Last Updated on Thursday, 14 July 2011 04:03 Written by Chris Griswold Wednesday, 1 September 2010 09:24

If you’re somehow involved in the commercial real estate business, you’ve become familiar with the concept of “All Appropriate Inquiry,” otherwise referred to as “AAI.”  The Environmental Protection Agency has promulgated AAI to, more or less, increase the steps which a reasonable buyer should take in the process of determining/evaluating whether the property they’re buying is, to the extent possible, free of excessive hazardous material.  Today, I want to expand the way people have traditionally viewed AAI.  Read more below….

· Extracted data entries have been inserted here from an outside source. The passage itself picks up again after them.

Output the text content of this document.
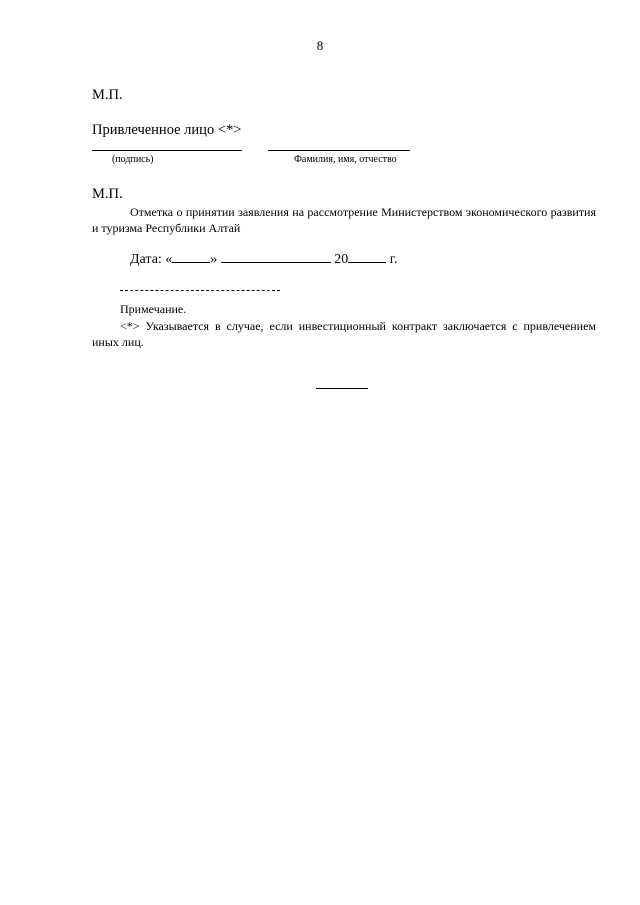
8
М.П.
Привлеченное лицо <*>
(подпись)	Фамилия, имя, отчество
М.П.
Отметка о принятии заявления на рассмотрение Министерством экономического развития и туризма Республики Алтай
Дата: «	»	20	г.
Примечание.
<*> Указывается в случае, если инвестиционный контракт заключается с привлечением иных лиц.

Sellers Using AAI To Manage Risk

You already know that conducting a Phase I is, as a rule, required of any buyer in order to, among other things, determine a current “baseline” at the time of purchase.  Moreover, you know that the engineering firm conducting the Phase I will usually advise the buyer whether a Phase II is, in their opinion, necessary.  Accordingly, people have come to view AAI as really a safeguard for buyers.  However, sellers should consider the benefits of having a Phase II conducted at their own cost and expense – regardless of the engineering firm’s recommendation.  Why?

First, most purchase contracts make the seller indemnify the buyer for the presence and clean-up of hazardous materials.  As the seller, when you weigh the risks associated with indemnifying the buyer against the time delay, inconvenience and expense of conducting a Phase II, sometimes, it might just be worth it to go that extra step in establishing a “harder” current baseline.  Maybe not in every deal, but, for certain deals (e.g., where the property is adjacent to I-3 or a strip of railroad tracks), you may sleep better knowing that you conducted a Phase II so as to better prevent that baseline from “moving around” in the future.

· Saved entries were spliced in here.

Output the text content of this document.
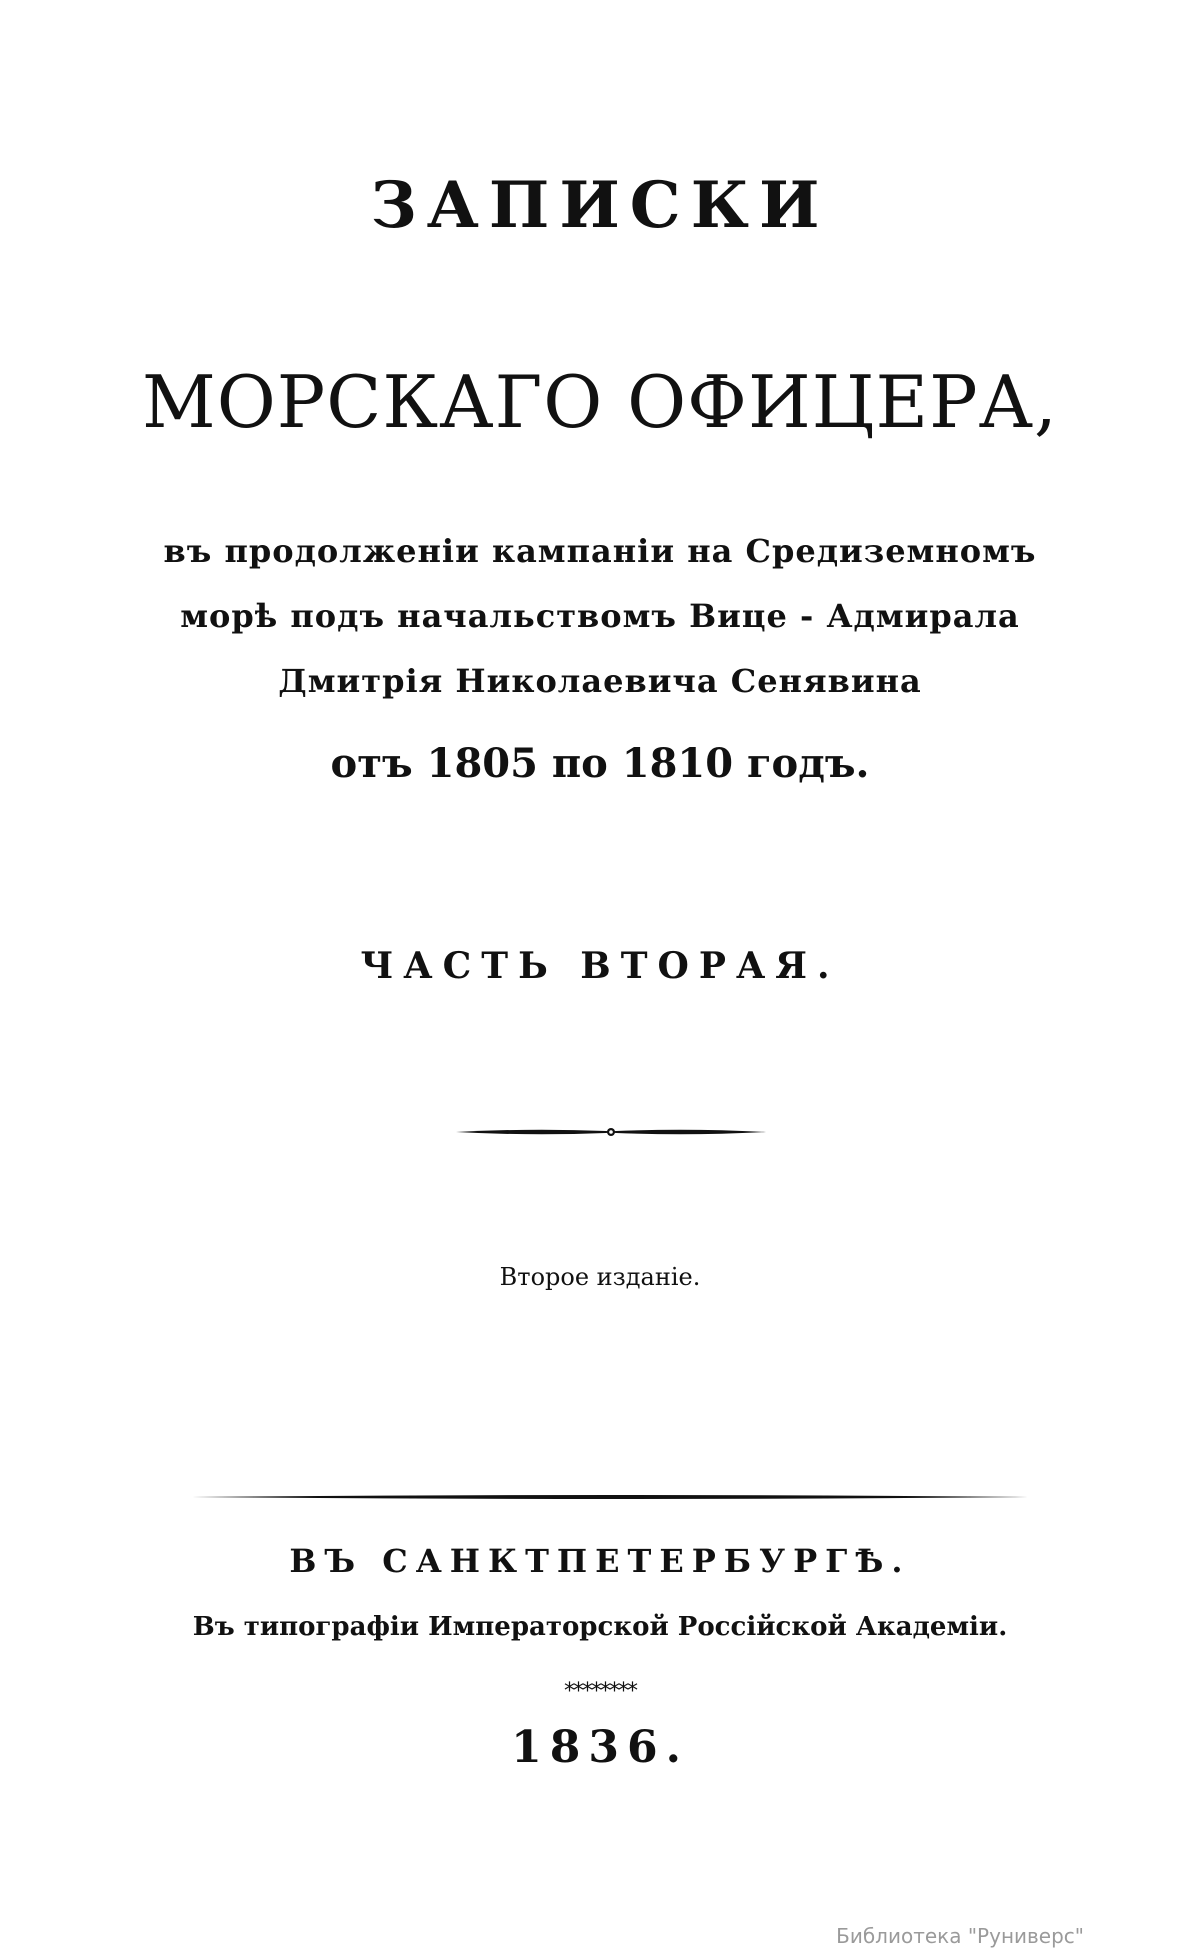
ЗАПИСКИ
МОРСКАГО ОФИЦЕРА,
въ продолженіи кампаніи на Средиземномъ
морѣ подъ начальствомъ Вице - Адмирала
Дмитрія Николаевича Сенявина
отъ 1805 по 1810 годъ.
ЧАСТЬ ВТОРАЯ.
Второе изданіе.
ВЪ САНКТПЕТЕРБУРГѢ.
Въ типографіи Императорской Россійской Академіи.
********
1836.
Библиотека "Руниверс"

Second, just because the current buyer’s specific uses/needs don’t trigger any alarms after the completion of their Phase I study doesn’t mean that some future, subsequent purchaser’s specific uses/needs won’t call your current “baseline” into question when hazardous materials eventually appear on the property (and odds are they will) and every other owner in the chain of title throws up their hands and says “…we didn’t do it.”  That’s when your Phase II looks really good against a bunch of other Phase I’s….  Something to think about.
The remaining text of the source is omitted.